Note that for training the model, we used a balanced training set by randomly downsampling the class that had more training examples to match the number of training examples in the other class.

Random forests filtering thresholds

In order to set a threshold for the PASS / RF filter in the release, we have used a slightly different set of evaluation metrics. The reason being that some of the classical metrics such as transition/transversion ratio and insertion:deletion ratio are very difficult to interpret in large callsets. On the other hand, we have additional data and resources that can serve as useful proxy for callset quality, such as large number of trios, validated variants (e.g. validated de novo mutations in our exomes) or public databases such as ClinVar. We used the following metrics to determine a cutoff on the random forests model output, to build what we believed to be a high quality set of variants:

  • Precision / recall against two well characterized samples:
  • NA12878 from genome in a bottle
  • CHM1_CHM13: A mixture of DNA (est. 50.7% / 49.3%) from two haploid CHM cell lines, deep sequenced with PacBio and _de novo_ assembled, available here. Note that indels of size 1 were removed because of PacBio-specific problems.
  • Number of singleton Mendelian violations in our evaluation trios (N=1 amongst all samples and is found in a child)
  • Singleton transmission ratio in trios
  • Sensitivity to validated de novo mutations (exomes only)
  • Sensitivity to singleton ClinVar variants

For exomes, our filtration process removes 12.2% of SNVs (RF probability >= 0.1) and 24.7% of indels (RF probability >= 0.2). For genomes, we filtered 10.7% of SNVs (RF probability >= 0.4) and 22.3% of indels (RF probability >= 0.4).

Acknowledgments

The creation of gnomAD 2.1 was an enormous team effort from a large team and we want here to thank the many people that have contributed behind the scenes.
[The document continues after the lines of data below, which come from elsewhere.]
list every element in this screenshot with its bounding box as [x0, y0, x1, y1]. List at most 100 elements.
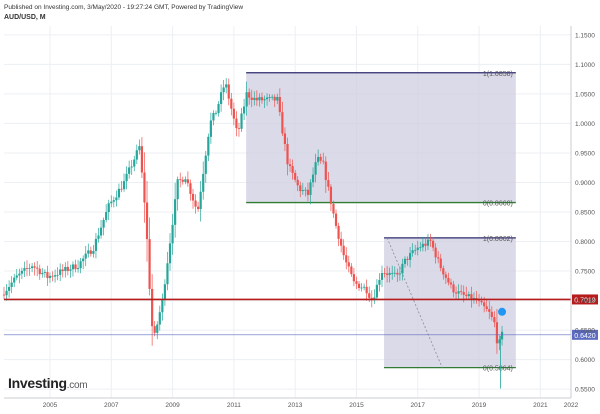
y-tick-label: 0.7000	[575, 298, 595, 305]
y-tick-label: 0.6000	[575, 357, 595, 364]
chart-publish-info: Published on Investing.com, 3/May/2020 -…	[4, 4, 244, 11]
candle-body	[462, 292, 465, 295]
y-tick-label: 1.1000	[575, 62, 595, 69]
candle-body	[156, 324, 159, 333]
y-tick-label: 1.0000	[575, 121, 595, 128]
candle-body	[13, 277, 16, 283]
candle-body	[288, 164, 292, 167]
candle-body	[248, 92, 251, 98]
candle-body	[10, 282, 13, 288]
candle-body	[18, 273, 21, 276]
event-marker-dot	[498, 307, 507, 316]
candle-body	[82, 258, 85, 262]
candle-body	[391, 272, 394, 274]
candle-body	[207, 136, 210, 156]
candle-body	[217, 104, 220, 113]
candle-body	[281, 112, 284, 134]
candle-body	[176, 179, 179, 200]
y-tick-label: 1.0500	[575, 91, 595, 98]
candle-body	[242, 106, 246, 114]
price-tag	[572, 294, 598, 305]
candle-body	[89, 250, 92, 254]
candle-body	[235, 118, 238, 129]
candle-body	[342, 245, 345, 256]
candle-body	[222, 87, 225, 93]
candle-body	[117, 188, 121, 198]
candle-body	[8, 287, 11, 291]
y-tick-label: 0.9500	[575, 150, 595, 157]
candle-body	[84, 253, 87, 259]
candle-body	[317, 156, 320, 163]
candle-body	[337, 225, 340, 239]
candle-body	[467, 294, 470, 297]
x-tick-label: 2011	[227, 402, 241, 409]
candle-body	[102, 219, 105, 228]
candle-body	[107, 203, 110, 213]
price-tag-label: 0.6420	[574, 333, 596, 340]
x-tick-label: 2022	[564, 402, 579, 409]
candle-body	[406, 258, 409, 260]
candle-body	[189, 183, 192, 194]
candle-body	[403, 258, 407, 264]
candle-body	[122, 181, 126, 190]
investing-logo: Investing.com	[8, 375, 88, 391]
candle-body	[53, 275, 57, 277]
x-tick-label: 2017	[411, 402, 426, 409]
candle-body	[145, 202, 149, 240]
candle-body	[332, 203, 335, 214]
price-tag-label: 0.7019	[574, 297, 596, 304]
candle-body	[454, 292, 458, 294]
x-tick-label: 2009	[165, 402, 180, 409]
candle-body	[79, 261, 82, 269]
trend-line	[386, 237, 443, 368]
candle-body	[465, 294, 468, 297]
candle-body	[380, 273, 384, 280]
candle-body	[352, 274, 356, 282]
price-tag	[572, 329, 598, 340]
candle-body	[168, 243, 172, 264]
candle-body	[181, 179, 184, 182]
candle-body	[28, 268, 31, 269]
candle-body	[48, 275, 52, 279]
y-tick-label: 0.8000	[575, 239, 595, 246]
x-tick-label: 2005	[43, 402, 58, 409]
candle-body	[71, 264, 75, 270]
candle-body	[97, 235, 100, 239]
candle-body	[219, 92, 223, 105]
candle-body	[304, 189, 307, 191]
candle-body	[258, 97, 261, 101]
fib-retracement-zone	[246, 72, 516, 203]
candle-body	[429, 239, 432, 241]
candle-body	[408, 253, 412, 260]
candle-body	[273, 96, 276, 101]
event-marker	[498, 307, 507, 316]
candle-body	[299, 185, 302, 192]
candle-body	[61, 269, 64, 271]
candle-body	[452, 284, 455, 293]
candle-body	[36, 267, 39, 269]
y-tick-label: 0.6500	[575, 328, 595, 335]
candle-body	[110, 201, 113, 204]
candle-body	[99, 227, 103, 236]
candle-body	[112, 200, 115, 202]
candle-body	[271, 96, 274, 98]
candle-body	[485, 306, 488, 310]
chart-symbol-label: AUD/USD, M	[4, 14, 46, 21]
candle-body	[120, 188, 123, 190]
candle-body	[69, 269, 72, 271]
candle-body	[158, 312, 161, 325]
candle-body	[240, 113, 243, 129]
candle-body	[314, 162, 317, 175]
fib-level-label: 1(0.8062)	[483, 236, 513, 243]
candle-body	[322, 160, 325, 162]
x-tick-label: 2007	[104, 402, 119, 409]
y-tick-label: 0.5500	[575, 387, 595, 394]
candle-body	[431, 240, 435, 248]
candle-body	[153, 326, 156, 333]
candle-body	[197, 206, 200, 210]
candle-body	[480, 300, 483, 303]
candle-body	[483, 302, 486, 307]
candle-body	[324, 161, 327, 181]
candle-body	[20, 270, 23, 274]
Massive thanks, as always, to everyone who allowed their data to be used in this project. The gnomAD consortium now includes more than 100 principal investigators, who are listed here. We’re grateful to all of them for allowing their data to be used for this project.

Jessica Alföldi played a critical role in communicating with principal investigators, assembling the sample list and gathering the permissions required to ensure that each and every sample in the project was authorized to be included – a seriously daunting task! Fengmei Zhao contributed to the assembly of the underlying data, and Kristen Laricchia and Monkol Lek played important roles in sample and variant quality control.
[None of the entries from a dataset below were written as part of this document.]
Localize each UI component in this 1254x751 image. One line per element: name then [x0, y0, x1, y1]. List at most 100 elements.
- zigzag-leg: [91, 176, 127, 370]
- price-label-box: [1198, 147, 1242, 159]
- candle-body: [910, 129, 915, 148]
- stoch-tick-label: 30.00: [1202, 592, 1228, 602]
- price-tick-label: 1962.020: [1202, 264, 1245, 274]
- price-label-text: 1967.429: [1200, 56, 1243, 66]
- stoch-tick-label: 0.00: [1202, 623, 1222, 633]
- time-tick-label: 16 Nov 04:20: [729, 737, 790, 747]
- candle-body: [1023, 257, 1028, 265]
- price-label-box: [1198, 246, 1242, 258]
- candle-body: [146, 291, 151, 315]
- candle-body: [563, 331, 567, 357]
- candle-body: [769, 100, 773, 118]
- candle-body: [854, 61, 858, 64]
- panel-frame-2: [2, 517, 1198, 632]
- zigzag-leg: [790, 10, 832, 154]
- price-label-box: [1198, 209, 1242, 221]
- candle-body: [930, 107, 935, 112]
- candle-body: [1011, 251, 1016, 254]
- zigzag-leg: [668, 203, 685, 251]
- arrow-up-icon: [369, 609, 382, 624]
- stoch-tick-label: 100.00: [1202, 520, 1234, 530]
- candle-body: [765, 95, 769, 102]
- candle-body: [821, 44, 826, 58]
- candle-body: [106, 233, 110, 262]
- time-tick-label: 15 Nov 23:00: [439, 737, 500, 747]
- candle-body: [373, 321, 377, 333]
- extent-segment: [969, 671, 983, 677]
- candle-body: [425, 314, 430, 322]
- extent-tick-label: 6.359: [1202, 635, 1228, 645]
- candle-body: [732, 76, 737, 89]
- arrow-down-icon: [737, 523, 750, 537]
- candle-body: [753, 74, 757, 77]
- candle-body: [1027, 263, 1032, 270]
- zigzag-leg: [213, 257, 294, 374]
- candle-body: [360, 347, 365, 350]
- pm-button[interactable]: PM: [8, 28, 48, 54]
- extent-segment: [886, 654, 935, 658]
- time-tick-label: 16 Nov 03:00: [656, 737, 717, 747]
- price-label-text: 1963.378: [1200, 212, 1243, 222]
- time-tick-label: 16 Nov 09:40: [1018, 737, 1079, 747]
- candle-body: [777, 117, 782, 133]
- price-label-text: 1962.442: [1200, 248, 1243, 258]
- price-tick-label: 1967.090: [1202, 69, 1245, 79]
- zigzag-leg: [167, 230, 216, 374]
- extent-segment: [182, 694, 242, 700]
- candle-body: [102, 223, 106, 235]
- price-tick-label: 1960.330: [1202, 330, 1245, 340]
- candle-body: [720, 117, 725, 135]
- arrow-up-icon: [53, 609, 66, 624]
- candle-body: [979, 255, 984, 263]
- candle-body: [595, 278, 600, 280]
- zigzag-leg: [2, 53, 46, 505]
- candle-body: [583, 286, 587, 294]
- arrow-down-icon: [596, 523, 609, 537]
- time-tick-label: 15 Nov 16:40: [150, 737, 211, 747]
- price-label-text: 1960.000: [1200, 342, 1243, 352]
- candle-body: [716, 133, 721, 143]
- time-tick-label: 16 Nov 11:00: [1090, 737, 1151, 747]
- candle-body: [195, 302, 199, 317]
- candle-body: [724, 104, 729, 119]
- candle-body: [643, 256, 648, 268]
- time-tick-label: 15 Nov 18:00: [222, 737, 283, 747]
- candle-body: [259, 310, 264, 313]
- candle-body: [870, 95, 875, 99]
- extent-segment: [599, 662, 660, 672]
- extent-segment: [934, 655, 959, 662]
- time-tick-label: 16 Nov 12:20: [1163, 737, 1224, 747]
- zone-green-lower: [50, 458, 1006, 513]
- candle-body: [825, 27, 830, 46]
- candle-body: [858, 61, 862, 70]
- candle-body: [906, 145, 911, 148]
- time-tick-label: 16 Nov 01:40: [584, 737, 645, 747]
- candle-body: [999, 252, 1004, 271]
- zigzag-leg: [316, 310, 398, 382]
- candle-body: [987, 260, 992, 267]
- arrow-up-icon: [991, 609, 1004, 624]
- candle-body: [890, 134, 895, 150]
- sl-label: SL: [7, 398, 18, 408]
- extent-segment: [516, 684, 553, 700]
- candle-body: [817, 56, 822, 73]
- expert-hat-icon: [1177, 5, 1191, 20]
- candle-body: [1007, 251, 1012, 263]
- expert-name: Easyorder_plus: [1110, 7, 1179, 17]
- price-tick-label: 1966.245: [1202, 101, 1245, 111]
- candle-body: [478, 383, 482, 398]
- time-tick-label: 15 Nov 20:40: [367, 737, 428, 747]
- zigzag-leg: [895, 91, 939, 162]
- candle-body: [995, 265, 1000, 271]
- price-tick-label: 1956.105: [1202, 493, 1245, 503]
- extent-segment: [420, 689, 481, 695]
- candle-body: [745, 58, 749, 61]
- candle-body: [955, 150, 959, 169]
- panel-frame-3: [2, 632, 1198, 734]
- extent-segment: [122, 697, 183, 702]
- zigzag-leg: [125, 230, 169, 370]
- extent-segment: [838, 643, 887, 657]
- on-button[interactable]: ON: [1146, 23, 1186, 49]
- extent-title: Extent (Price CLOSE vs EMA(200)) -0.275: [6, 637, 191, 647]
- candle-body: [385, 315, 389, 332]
Ben Weisburd helped with the gnomAD browser, and generated all of the read visualizations you can see on the variant pages.
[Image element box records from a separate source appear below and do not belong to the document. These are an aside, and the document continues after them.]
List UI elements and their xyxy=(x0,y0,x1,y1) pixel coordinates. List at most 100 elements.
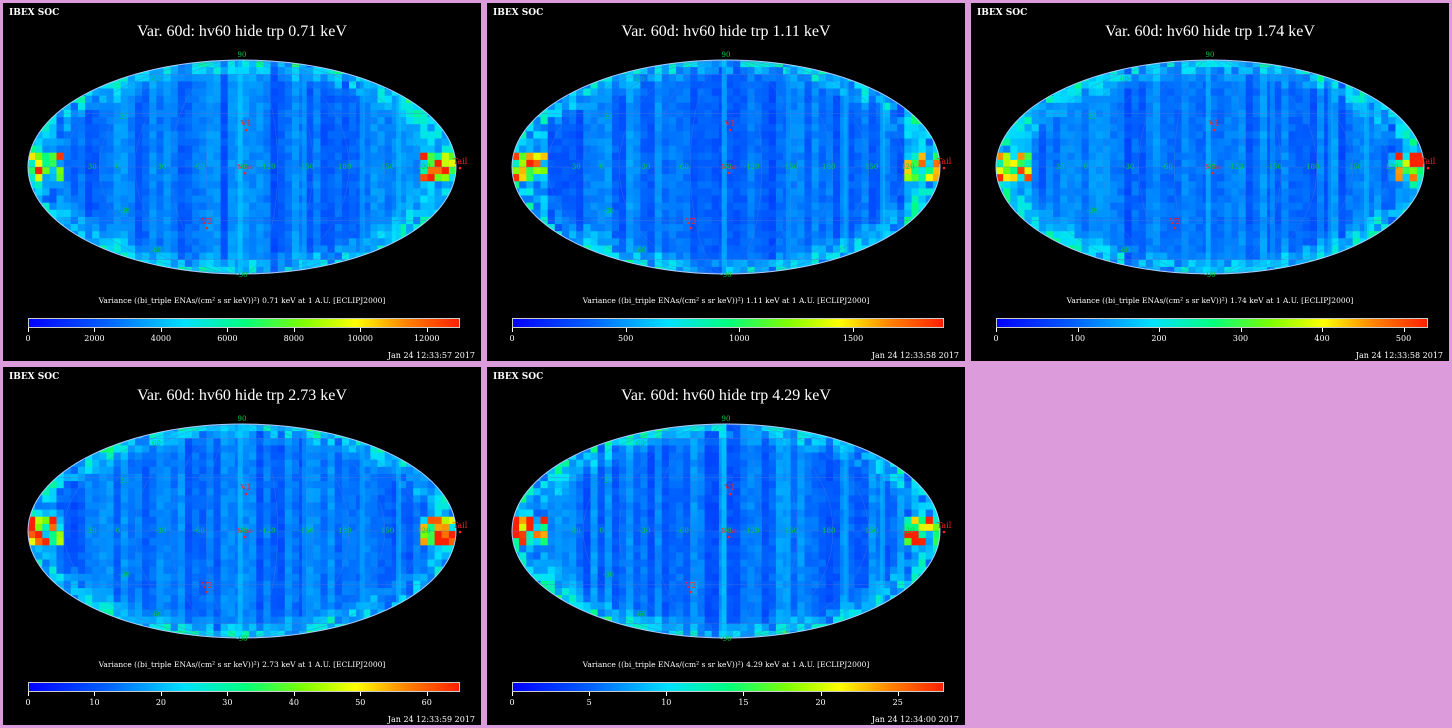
v1-label: V1 xyxy=(724,119,736,128)
map-panel-1.74kev: IBEX SOC Var. 60d: hv60 hide trp 1.74 ke… xyxy=(971,3,1449,361)
soc-label: IBEX SOC xyxy=(977,8,1028,18)
colorbar-tick-mark xyxy=(227,692,229,696)
longitude-label: 150 xyxy=(1349,163,1362,171)
panel-title: Var. 60d: hv60 hide trp 0.71 keV xyxy=(137,23,347,40)
colorbar xyxy=(28,318,460,328)
soc-label: IBEX SOC xyxy=(9,8,60,18)
latitude-label: -30 xyxy=(603,207,614,215)
timestamp: Jan 24 12:33:57 2017 xyxy=(387,351,475,360)
colorbar-tick-label: 20 xyxy=(155,698,167,707)
longitude-label: -30 xyxy=(639,163,650,171)
colorbar-label: Variance ((bi_triple ENAs/(cm² s sr keV)… xyxy=(98,660,386,669)
colorbar-tick-label: 0 xyxy=(993,334,999,343)
colorbar-tick-mark xyxy=(28,328,29,332)
longitude-label: 150 xyxy=(381,163,394,171)
longitude-label: 30 xyxy=(88,163,97,171)
latitude-label: 60 xyxy=(636,439,645,447)
longitude-label: -60 xyxy=(678,527,689,535)
longitude-label: -90 xyxy=(236,163,247,171)
longitude-label: -150 xyxy=(1266,163,1282,171)
colorbar-tick-mark xyxy=(227,328,229,332)
v2-marker xyxy=(205,590,209,594)
latitude-label: -90 xyxy=(236,635,247,643)
v1-marker xyxy=(244,128,248,132)
nose-label: Nose xyxy=(721,528,737,535)
colorbar-tick-mark xyxy=(739,328,741,332)
tail-label: Tail xyxy=(1421,157,1436,166)
colorbar-tick-label: 2000 xyxy=(84,334,105,343)
longitude-label: 120 xyxy=(417,163,430,171)
tail-label: Tail xyxy=(453,521,468,530)
nose-label: Nose xyxy=(237,528,253,535)
latitude-label: 60 xyxy=(636,75,645,83)
v1-marker xyxy=(728,128,732,132)
colorbar-tick-mark xyxy=(293,328,295,332)
tail-marker xyxy=(458,166,462,170)
colorbar-tick-label: 5 xyxy=(586,698,592,707)
colorbar-tick-label: 0 xyxy=(25,698,31,707)
latitude-label: 30 xyxy=(604,477,613,485)
timestamp: Jan 24 12:34:00 2017 xyxy=(871,715,959,724)
colorbar-tick-label: 10 xyxy=(661,698,672,707)
colorbar-tick-mark xyxy=(160,692,162,696)
tail-marker xyxy=(1426,166,1430,170)
timestamp: Jan 24 12:33:59 2017 xyxy=(387,715,475,724)
colorbar xyxy=(512,682,944,692)
colorbar-tick-mark xyxy=(160,328,162,332)
latitude-label: -30 xyxy=(603,571,614,579)
panel-title: Var. 60d: hv60 hide trp 1.11 keV xyxy=(621,23,831,40)
longitude-label: 30 xyxy=(88,527,97,535)
latitude-label: -90 xyxy=(720,271,731,279)
colorbar-label: Variance ((bi_triple ENAs/(cm² s sr keV)… xyxy=(98,296,386,305)
longitude-label: 120 xyxy=(1385,163,1398,171)
longitude-label: -60 xyxy=(194,527,205,535)
longitude-label: -60 xyxy=(194,163,205,171)
latitude-label: 60 xyxy=(152,75,161,83)
colorbar-tick-label: 0 xyxy=(509,698,515,707)
latitude-label: -90 xyxy=(720,635,731,643)
longitude-label: 120 xyxy=(901,527,914,535)
colorbar-tick-mark xyxy=(743,692,745,696)
latitude-label: 90 xyxy=(238,415,247,423)
nose-label: Nose xyxy=(721,164,737,171)
colorbar-tick-label: 25 xyxy=(892,698,903,707)
latitude-label: -60 xyxy=(635,611,646,619)
colorbar-tick-label: 40 xyxy=(288,698,299,707)
longitude-label: 0 xyxy=(1084,163,1088,171)
latitude-label: -60 xyxy=(635,247,646,255)
timestamp: Jan 24 12:33:58 2017 xyxy=(1355,351,1443,360)
longitude-label: -30 xyxy=(1123,163,1134,171)
colorbar-tick-label: 400 xyxy=(1314,334,1330,343)
colorbar-tick-label: 500 xyxy=(618,334,634,343)
colorbar-tick-mark xyxy=(94,692,96,696)
nose-marker xyxy=(727,535,731,539)
colorbar-tick-label: 15 xyxy=(738,698,749,707)
colorbar xyxy=(996,318,1428,328)
latitude-label: -60 xyxy=(151,247,162,255)
v2-label: V2 xyxy=(685,581,697,590)
colorbar-tick-label: 0 xyxy=(509,334,515,343)
map-outline xyxy=(27,59,457,275)
v2-label: V2 xyxy=(1169,217,1181,226)
longitude-label: 180 xyxy=(1306,163,1319,171)
tail-label: Tail xyxy=(937,157,952,166)
longitude-label: 150 xyxy=(865,527,878,535)
latitude-label: -30 xyxy=(119,207,130,215)
v1-label: V1 xyxy=(240,483,252,492)
map-panel-2.73kev: IBEX SOC Var. 60d: hv60 hide trp 2.73 ke… xyxy=(3,367,481,725)
longitude-label: 150 xyxy=(381,527,394,535)
colorbar-tick-mark xyxy=(360,328,362,332)
sky-map: 30 0 -30 -60 -90 -120 -150 180 150 120 90 60 30 -30 -6… xyxy=(27,415,468,643)
colorbar-tick-mark xyxy=(1322,328,1324,332)
latitude-label: -30 xyxy=(119,571,130,579)
longitude-label: -120 xyxy=(744,527,760,535)
longitude-label: 30 xyxy=(572,527,581,535)
colorbar-tick-mark xyxy=(28,692,29,696)
latitude-label: 30 xyxy=(120,477,129,485)
colorbar-tick-mark xyxy=(512,328,513,332)
tail-label: Tail xyxy=(453,157,468,166)
longitude-label: -90 xyxy=(236,527,247,535)
map-panel-0.71kev: IBEX SOC Var. 60d: hv60 hide trp 0.71 ke… xyxy=(3,3,481,361)
colorbar-tick-label: 60 xyxy=(421,698,432,707)
colorbar-tick-label: 8000 xyxy=(283,334,305,343)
An enormous thanks to the entire Hail team for working hand in hand with us in order to produce this resource: Cotton Seed, Jon Bloom, Tim Poterba, Jackie Goldstein, Daniel King, Amanda Wang, Patrick Schultz and Chris Vittal. As mentioned, all of our code for quality control, generation of the data and computation of all of the metrics is now done within Hail.

The pipelines and infrastructure required to align and call variants, and the actual generation of the massive exome and genome call sets, are entirely the work of the heroic men and women of the Broad’s Data Sciences Platform. Many people deserve thanks here, but we wanted to single out Eric Banks, Kathleen Tibbetts, Charlotte Tolonen, Yossi Farjoun, Laura Gauthier, Dave Shiga, Jose Soto, George Grant, Sam Novod, Valentin Ruano-Rubio, and Bradley Taylor.

And finally, special thanks to the Broad Institute Genomics Platform as a whole, who generated 90% of the data used in gnomAD, and also provided critical computing resources required for this work.

4 thoughts on “gnomAD v2.1

  1. Which data was used for calculating Filtering allele frequency which is needed such as Prevalence, Penetrance, Genetic heterogeneity?